Para o efeito, o Governo, por influência do Governador Civil
do Distrito, do presidente da Junta Geral e do Capitão do Porto do
Funchal, havia concedido uma verba de 300 contos destinada à aquisição
de uma parcela de terreno e à sua construção [2].
Para
além da aquisição deste terreno, a Câmara Municipal de Câmara
de Lobos haveria ainda de pedir ao Ministério das Finanças, a cedência
gratuita de um outro terreno anexo, onde antes tinha estado
instalado o prédio militar nº 39, mais conhecido por forte de São
Sebastião.
Em
Novembro de 1937, na sequência de um pedido formulado pela Câmara
Municipal de Câmara de Lobos, o Ministério das Obras Públicas e
Comunicações elabora e envia-lhe um esboço do bairro a construir
no Ilhéu [3].
Posteriormente,
contudo, o processo de construção do bairro terá sofrido um revés,
uma vez que, três anos depois, em Março de 1940, ainda encontramos
a Câmara Municipal de Câmara de Lobos a pedir ao Ministério das
Finanças a cedência gratuita do antigo forte de São Sebastião,
contíguo ao terreno já adquirido para a construção do bairro
piscatório [4]
e, a 5 de Abril o mesmo ano, a solicitar a intervenção do
Governador Civil junto do Ministério das Obras Públicas e
Comunicações para que a construção do bairro piscatório ainda
tivesse o seu início no decurso desse ano [5].
Relativamente
a este pedido de intervenção, é provável que não tivesse tido
qualquer seguimento ou efeito, uma vez que, na sua sessão do dia 11
de Abril de 1940, a Câmara Municipal de Câmara de Lobos é
confrontada com um ofício proveniente do Ministério das Obras Públicas,
a se inteirar se esta podia ou não contar, dentro do ano de 1940,
altura em que estavam a decorrer as Comemorações Centenárias, com
a comparticipação do Estado para as obras do bairro piscatório do
Ilhéu, a fim de que se pudessem iniciar às formalidades para a
concessão do empréstimo necessário [6].
Em
relação ao pedido de cedência gratuita do prédio militar nº 39,
este viria, em Maio de 1940, a merecer parecer favorável [7].

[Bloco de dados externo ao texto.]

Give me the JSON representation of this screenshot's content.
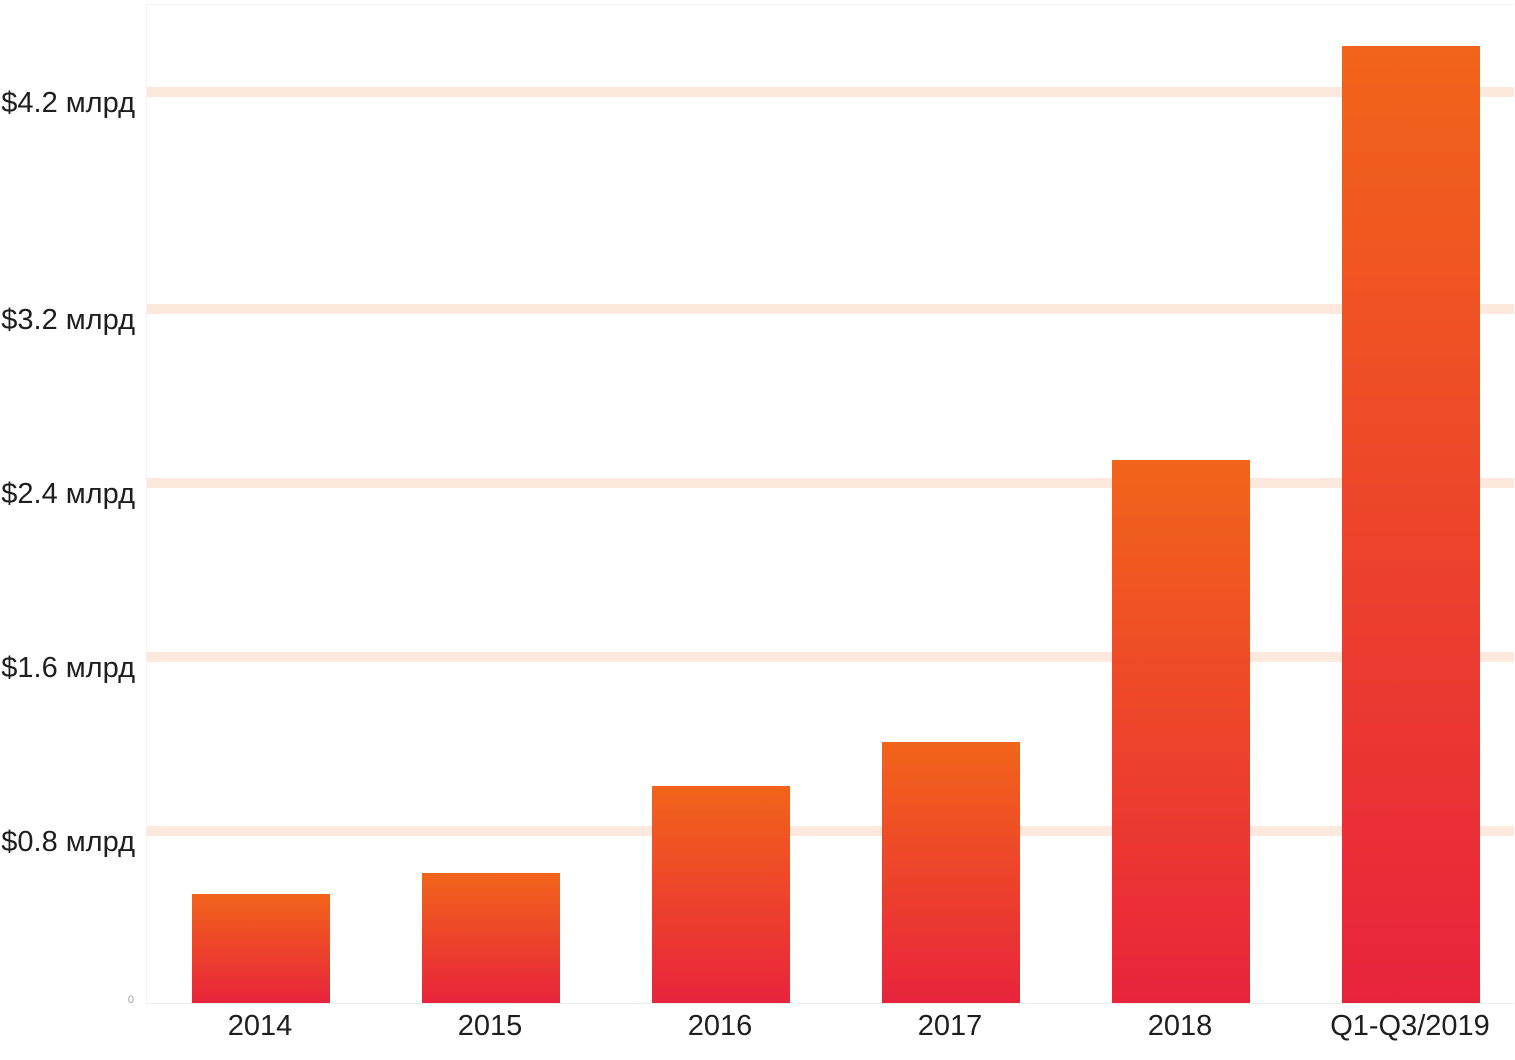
{
  "chart_data": {
    "type": "bar",
    "title": "",
    "categories": [
      "2014",
      "2015",
      "2016",
      "2017",
      "2018",
      "Q1-Q3/2019"
    ],
    "values": [
      0.5,
      0.6,
      1.0,
      1.2,
      2.5,
      4.4
    ],
    "y_ticks": [
      {
        "value": 0.8,
        "label": "$0.8 млрд"
      },
      {
        "value": 1.6,
        "label": "$1.6 млрд"
      },
      {
        "value": 2.4,
        "label": "$2.4 млрд"
      },
      {
        "value": 3.2,
        "label": "$3.2 млрд"
      },
      {
        "value": 4.2,
        "label": "$4.2 млрд"
      }
    ],
    "origin_label": "0",
    "xlabel": "",
    "ylabel": "",
    "ylim": [
      0,
      4.6
    ],
    "grid": true,
    "legend": false,
    "colors": {
      "bar_gradient_top": "#f2641a",
      "bar_gradient_bottom": "#e8243c",
      "gridline": "#fce8dc",
      "axis_border": "#f2f2f2",
      "text": "#1e1e1e",
      "muted_text": "#9e9e9e"
    }
  }
}
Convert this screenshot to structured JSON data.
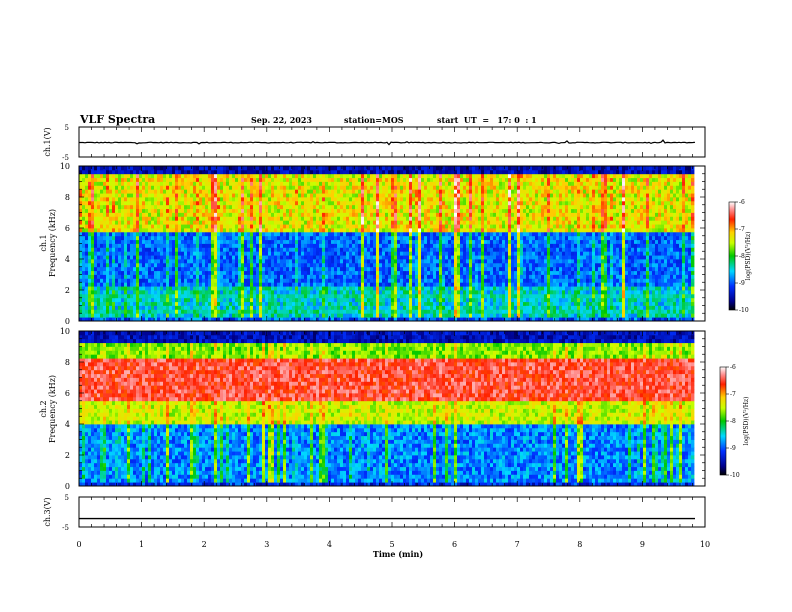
{
  "header": {
    "title": "VLF Spectra",
    "date": "Sep. 22, 2023",
    "station": "station=MOS",
    "start": "start  UT  =   17: 0  : 1"
  },
  "chart_data": [
    {
      "type": "line",
      "name": "ch1-waveform",
      "ylabel": "ch.1(V)",
      "ylim": [
        -5,
        5
      ],
      "y_ticks": [
        "5",
        "-5"
      ],
      "baseline": -0.2,
      "noise": "small spikes"
    },
    {
      "type": "heatmap",
      "name": "ch1-spectrogram",
      "ylabel_line1": "ch.1",
      "ylabel_line2": "Frequency (kHz)",
      "ylim": [
        0,
        10
      ],
      "y_ticks": [
        "0",
        "2",
        "4",
        "6",
        "8",
        "10"
      ],
      "colorbar": {
        "label": "log(PSD)(V²/Hz)",
        "range": [
          -10,
          -6
        ],
        "ticks": [
          "-6",
          "-7",
          "-8",
          "-9",
          "-10"
        ]
      },
      "profile_note": "strong red/yellow sferic columns 6-9 kHz, blue background 2-6 kHz, cyan horizontal lines near 0.5-2 kHz"
    },
    {
      "type": "heatmap",
      "name": "ch2-spectrogram",
      "ylabel_line1": "ch.2",
      "ylabel_line2": "Frequency (kHz)",
      "ylim": [
        0,
        10
      ],
      "y_ticks": [
        "0",
        "2",
        "4",
        "6",
        "8",
        "10"
      ],
      "colorbar": {
        "label": "log(PSD)(V²/Hz)",
        "range": [
          -10,
          -6
        ],
        "ticks": [
          "-6",
          "-7",
          "-8",
          "-9",
          "-10"
        ]
      },
      "profile_note": "broad red band 5.5-8 kHz, green/yellow 4-5 and 8-9 kHz, blue below 4 kHz"
    },
    {
      "type": "line",
      "name": "ch3-waveform",
      "ylabel": "ch.3(V)",
      "ylim": [
        -5,
        5
      ],
      "y_ticks": [
        "5",
        "-5"
      ],
      "baseline": -2.2
    }
  ],
  "x_axis": {
    "label": "Time (min)",
    "range": [
      0,
      10
    ],
    "ticks": [
      "0",
      "1",
      "2",
      "3",
      "4",
      "5",
      "6",
      "7",
      "8",
      "9",
      "10"
    ],
    "data_end": 9.85
  },
  "colors": {
    "axis": "#000000",
    "background": "#ffffff"
  }
}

Contudo, a formalização desta transferência só viria a acontecer
no ano seguinte, mais precisamente no dia 12 de Abril de 1941 [8],
tendo a Fazenda Pública arbitrado a importância de 3 mil escudos
como compensação por esta cedência
[9],
[10].
Apesar
de quase ter arrancado em 1940, a construção do bairro do Ilhéu
sofre novo revés, para ganhar novo impulso, três anos mais tarde,
em 1943. Com efeito, em finais de Maio, princípios de Junho deste
ano, o governo haveria de deferir um pedido de empréstimo de 1000
contos solicitado pela Câmara, para obras de vulto, nomeadamente
para a construção de um bairro piscatório; para o lançamento de
uma rede de esgotos na vila; para
a construção da praça, do matadouro e do mercado e ainda para o
alargamento e prolongamento das estrada dos Quintais [11].
Na
posse deste empréstimo, a Câmara Municipal haveria de no dia
16 de Junho de 1943, colocar em concurso a arrematação das obras
de construção do bairro piscatório do Ilhéu, com uma base de
licitação de 412.903$00.
Em
meados de Outubro desse ano, a imprensa noticiava que a construção
do bairro do Ilhéu já se havia iniciado [12].
Ainda
que inicialmente a data da inauguração do bairro tivesse sido
programada para o dia 28 de Maio de 1945 [13],
esta só teria lugar a 2 de Dezembro de 1945. Com efeito, na sessão
de 21 de Novembro de 1945, tendo a Câmara tomado conhecimento de
que se encontravam concluídas as obras do bairro piscatório do Ilhéu
deliberou que a sua inauguração se realizasse no dia 2 de Dezembro
seguinte e que fossem para o acto convidadas as autoridades civis,
militares e eclesiásticas do Distrito, bem como os munícipes em
evidência no concelho e o povo em geral.
Na
mesma sessão camarária deliberou fixar as rendas das casas de tipo
B em trinta escudos mensais e as de tipo A em quarenta escudos, bem
como efectuar a sua distribuição pelas pessoas.
Durante
a cerimónia da sua inauguração, o então Governador Civil faria
referência a outros importantes obras previstas para breve,
nomeadamente o abastecimento de água à vila; a construção de
esgotos e no prazo de 4 meses, a abertura das fundações, no sítio
do Pastel, para o novo
bairro, a inaugurar no ano seguinte.
Na
altura da construção do bairro do Ilhéu a Casa dos Pescadores terá
tentado instalar uma escola [14],
pretensão que, entretanto, na altura, não se viria a concretizar.
Ao longo de quase
sessenta anos serviu este bairro serviria para alojar uma população
que se multiplicaria quase que exponencialmente, com a consequente
criação de graves problemas sociais, onde, não raramente, pais, irmãos e
netos partilhavam o mesmo quarto.
No dia 22 de Junho de 2004, com o
início da sua demolição, é dada a sentença de morte a este
bairro. No espaço deixado livre surgirá um jardim e de uma
infra-estrutura cultural. Os seus ocupantes, agora reduzidos para 60
famílias, em consequência de anteriores transferências para outros
complexos habitacionais, seriam realojados no complexo habitacional
Nova Cidade, situado no lugar da Fonte da Rocha e inaugurado no dia 1
de Maio de 2004.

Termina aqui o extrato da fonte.